Этот закуток, по сути, когда-то был большим залом. Из него нарезали одну большую комнату, одну узенькую-пенал, нашу и коридорчик. Наша комната была меньше самой большой комнаты, но больше пенала, 24 метра с высокими потолками. По лепнине можно было видеть, как комнаты были нарезаны в советское время. Два окна нашей комнаты выходили на Фонтанку, на деревья — очень красивый был вид.
Наискосок от нашего дома, по другую сторону Фонтанки, в здании первого дворянского собрания Петербурга постройки начала XIX века, находилось здание моей школы. Потом ее перенесли чуть дальше, к так называемым «Пяти углам». В эту школу меня приняли с большим скандалом. Она была специальной, с английским обучением, как тогда называлось, «с обучением нескольким предметам на иностранных языках». В 1957 году уже было введено совместное обучение мальчиков и девочек. До этого в этой школе были мальчики. Когда нас принимали, подарки нам вручали здоровенные лбы, на которых мы смотрели с некоторым ужасом.
Папа очень хотел, чтобы я училась в этой школе, но её только что сделали школой английской и туда стремилась вся знать Ленинграда — политическая, художественная, научная элита. Их детей записывали туда без проблем, хотя многие из них жили очень далеко. Меня не захотели записывать — я была дочерью простых врачей, хоть и жила в микрорайоне. Также не хотели записывать сына матери-одиночки, дворничихи, прибиравшей двор этой школы и жившей там же. Я его прекрасно помню, его звали Боря Боярышников.
Мой папа был так возмущен, что меня не записали, что пошел в райком партии и устроил там колоссальный скандал. Он стучал кулаком и говорил, что кровь за родину он мог проливать, но недостаточно хорош, чтоб его дочь приняли в английскую школу! Он задал им такого перепугу, что приняли не только меня, но и Борю Боярышникова. Мама всегда шутила, что Ваня очень амбициозен, хочет самого лучшего для своих детей, и поэтому устроил этот скандал.
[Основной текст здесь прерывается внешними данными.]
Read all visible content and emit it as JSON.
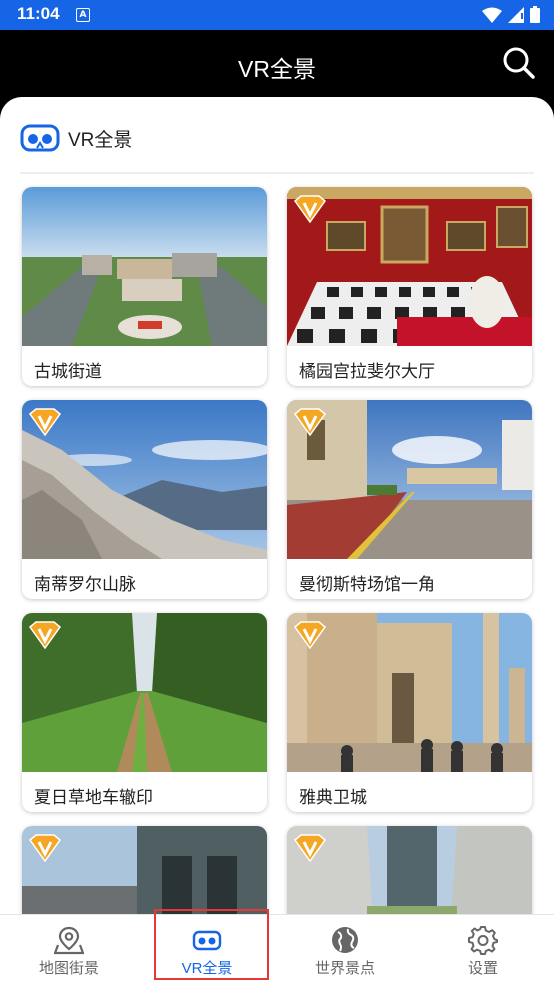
{
  "status_bar": {
    "time": "11:04",
    "notification": "A"
  },
  "header": {
    "title": "VR全景"
  },
  "section": {
    "title": "VR全景"
  },
  "items": [
    {
      "label": "古城街道",
      "vip": false
    },
    {
      "label": "橘园宫拉斐尔大厅",
      "vip": true
    },
    {
      "label": "南蒂罗尔山脉",
      "vip": true
    },
    {
      "label": "曼彻斯特场馆一角",
      "vip": true
    },
    {
      "label": "夏日草地车辙印",
      "vip": true
    },
    {
      "label": "雅典卫城",
      "vip": true
    },
    {
      "label": "",
      "vip": true
    },
    {
      "label": "",
      "vip": true
    }
  ],
  "nav": [
    {
      "label": "地图街景",
      "icon": "map-pin-icon",
      "active": false
    },
    {
      "label": "VR全景",
      "icon": "vr-headset-icon",
      "active": true
    },
    {
      "label": "世界景点",
      "icon": "globe-icon",
      "active": false
    },
    {
      "label": "设置",
      "icon": "gear-icon",
      "active": false
    }
  ],
  "colors": {
    "accent": "#1565E6",
    "vip_badge": "#F5A623",
    "highlight_box": "#E53935"
  }
}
С приемом в школу был ещё некий переполох. Я должна была пройти некое вступительное собеседование в конце лета: перед началом занятий меня как бы освидетельствовали на грамотность. Я приехала на него из Москвы, от бабушки. Мне было велено выучить стихи. Для этой цели было выбрано стихотворение Джанни Родари «Чем пахнут ремесла», которое мною было с выражением прочитано. Комиссия явно была под впечатлением и меня спросили: «Какие ещё стихи, девочка, ты знаешь?» Я сказала:
— Я люблю Пушкина.
— Ну, прочти.
Я стала читать посвящение к Руслану и Людмиле:
«Для вас, души моей царицы,
Красавицы, для вас одних
Времен минувших небылицы,
В часы досугов золотых,
Под шепот старины болтливой,
Рукою верной я писал;
Примите ж вы мой труд игривый!
Ничьих не требуя похвал,
Счастлив уж я надеждой сладкой,
Что дева с трепетом любви
Посмотрит, может быть, украдкой
На песни грешные мои».
Они тоже решили, что это вирши абсолютно грешные, неприличные — там есть слова «любовь», «игривый», «дева». С родителями была проведена беседа, что их дочь читает непристойные стихи.